Immer mehr Deutsche kaufen im Netz

Journalist: Armin Fuhrer

In Zeiten der Pandemie boomt der Online-Handel wie nie. Das stellt die Fulfillment-Strategien der Unternehmen vor neue Herausforderungen.

Zur Weihnachtszeit überschwemmt Deutschland jedes Jahr eine Paketflut, aber dieses Jahr wird es sich wohl eher um einen Tsunami handeln. Seit Corona unser Leben stark beeinflusst, hat sich der Online-Handel in Deutschland stark entwickelt. Schon ohne das weihnachtliche Zusatzgeschäft stieg er um 35 Prozent. Weihnachten und der erneute Lockdown Light geben dieser Entwicklung nochmals einen ordentlichen Schub. Laut einer Umfrage von Criteo unter 1.100 Deutschen sagten 45 Prozent aus, dass sie sich wohler fühlen, wenn sie online Waren bestellen, statt in einem Geschäft einzukaufen. Das Verhalten der Verbraucher ändert sich rasant, und so erwartet die Express-Sparte der Post in der Weihnachtszeit ein Wachstum der Sendungsmengen von sage und schreibe 50 Prozent. „Aus der Perspektive des E-Commerce könne man sagen, dass wir durch COVID-19 im Jahr 2020 bereits auf dem Stand des Jahres 2030 sind“, frohlockte kürzlich Post-Manager Michiel Greeven. Das DAX-Unternehmen hat gleich mal 10.000 neue Mitarbeiter eingestellt, um die Herausforderung bewältigen zu können.

Auch für die Logistik-Branche bedeutet diese rasante Entwicklung eine große Herausforderung. Denn sie erfordert eine schnelle und passgenaue Lagerung, einen stetigen Überblick über die Menge und den Standort der Waren und über die Auslieferung bis hin zum Kunden. Damit nicht genug: Gleichzeitig zur rasant wachsenden Zahl der Bestellvorgänge wachsen auch die Ansprüche der Kunden. Die Lieferungen sollen möglichst schnell erfolgen und bitteschön möglichst kostenlos sein. Und immer häufiger werden Aufträge im Nachhinein geändert oder storniert und zudem kommen ausgelieferte Waren immer öfter als Retoursendung zurück. 
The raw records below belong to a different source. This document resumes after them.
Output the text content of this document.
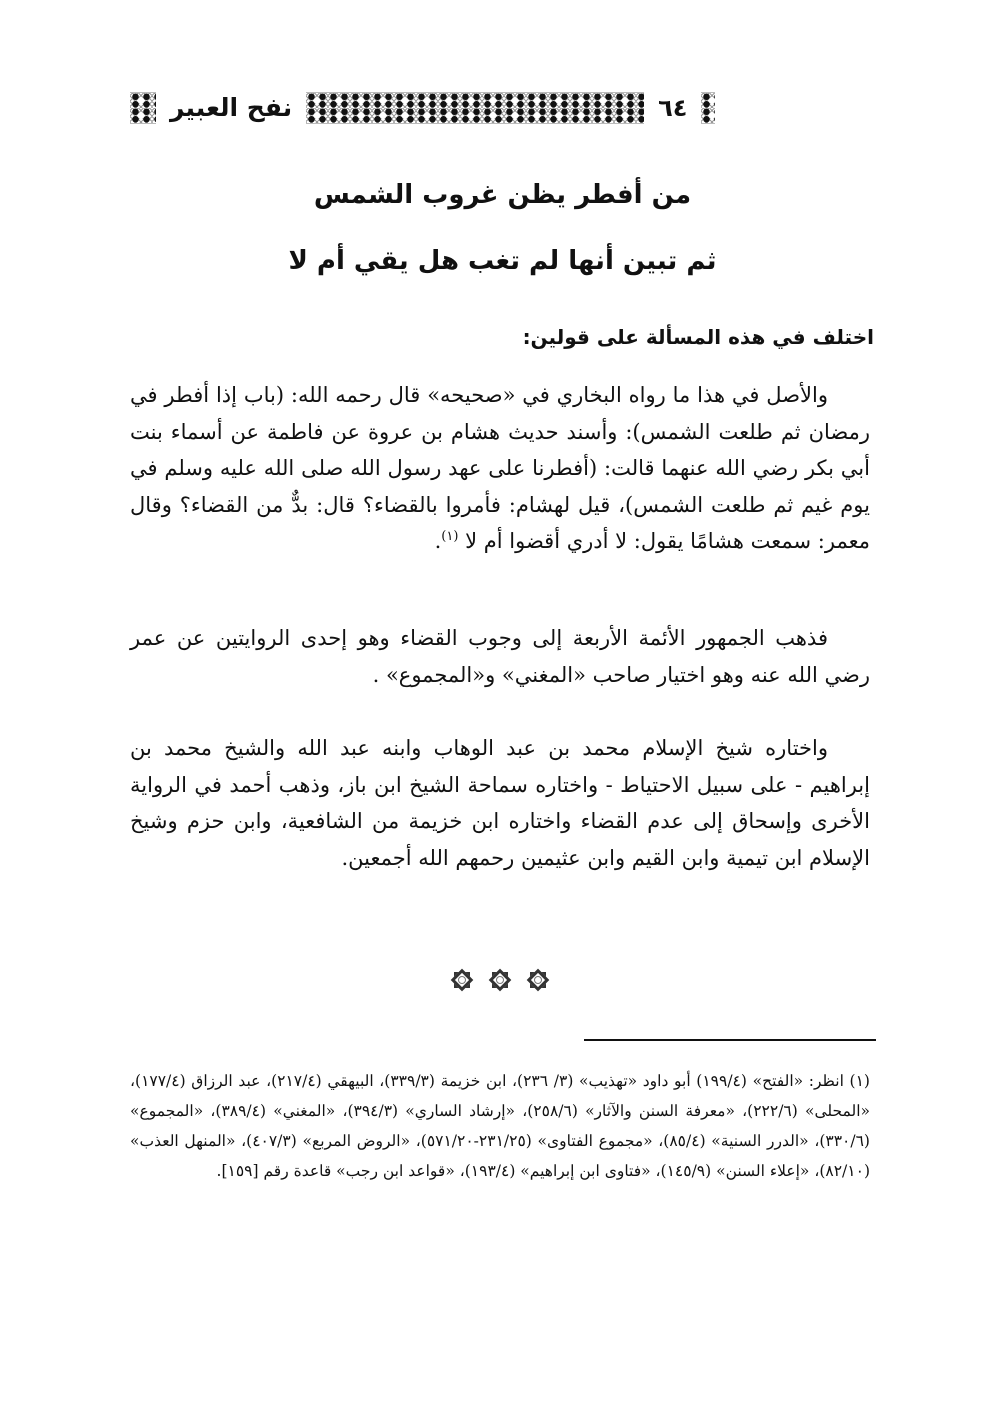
نفح العبير	٦٤
من أفطر يظن غروب الشمس
ثم تبين أنها لم تغب هل يقي أم لا
اختلف في هذه المسألة على قولين:

والأصل في هذا ما رواه البخاري في «صحيحه» قال رحمه الله: (باب إذا أفطر في رمضان ثم طلعت الشمس): وأسند حديث هشام بن عروة عن فاطمة عن أسماء بنت أبي بكر رضي الله عنهما قالت: (أفطرنا على عهد رسول الله صلى الله عليه وسلم في يوم غيم ثم طلعت الشمس)، قيل لهشام: فأمروا بالقضاء؟ قال: بدٌّ من القضاء؟ وقال معمر: سمعت هشامًا يقول: لا أدري أقضوا أم لا $^{(١)}$.

فذهب الجمهور الأئمة الأربعة إلى وجوب القضاء وهو إحدى الروايتين عن عمر رضي الله عنه وهو اختيار صاحب «المغني» و«المجموع» .

واختاره شيخ الإسلام محمد بن عبد الوهاب وابنه عبد الله والشيخ محمد بن إبراهيم - على سبيل الاحتياط - واختاره سماحة الشيخ ابن باز، وذهب أحمد في الرواية الأخرى وإسحاق إلى عدم القضاء واختاره ابن خزيمة من الشافعية، وابن حزم وشيخ الإسلام ابن تيمية وابن القيم وابن عثيمين رحمهم الله أجمعين.

(١) انظر: «الفتح» (١٩٩/٤) أبو داود «تهذيب» (٣/ ٢٣٦)، ابن خزيمة (٣٣٩/٣)، البيهقي (٢١٧/٤)، عبد الرزاق (١٧٧/٤)، «المحلى» (٢٢٢/٦)، «معرفة السنن والآثار» (٢٥٨/٦)، «إرشاد الساري» (٣٩٤/٣)، «المغني» (٣٨٩/٤)، «المجموع» (٣٣٠/٦)، «الدرر السنية» (٨٥/٤)، «مجموع الفتاوى» (٢٣١/٢٥-٥٧١/٢٠)، «الروض المربع» (٤٠٧/٣)، «المنهل العذب» (٨٢/١٠)، «إعلاء السنن» (١٤٥/٩)، «فتاوى ابن إبراهيم» (١٩٣/٤)، «قواعد ابن رجب» قاعدة رقم [١٥٩].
Das bedeutet auch: Lieferkettenprozesse müssen an Fulfillment-Strategien angepasst werden. Das funktioniert aber nur noch mit digitalen Mitteln. Unter-nehmen müssen mithilfe von Technologien datengeschützte Umgebungen für eine intelligente E-Commerce-Logistik schaffen. Da der Druck immer größer wird, können sich Logistiker Fehler und Verzögerungen immer weniger leisten. Die Zeiten, in denen Mitarbeitern händisch in Lagern nach der benötigten Ware suchten, sind unter diesem Druck endgültig vorbei. Sie benötigen möglichst minutengenaue Erkenntnisse über den Standort der Ware oder über den Stand der Auslieferung. Laut der aktuellen 

„Future of Fulfillment Vision Study“ von Zebra glauben Transport- und Logistikunternehmer ebenso wie Hersteller und Händler, dass die Bestandsgenauigkeit höher als 76 Prozent liegen müsse, um den gestiegenen Herausforderungen gerecht werden zu können. Viele rechnen aber nicht damit, dass sie diesen Wert erreichen. Zumindest derzeit noch nicht.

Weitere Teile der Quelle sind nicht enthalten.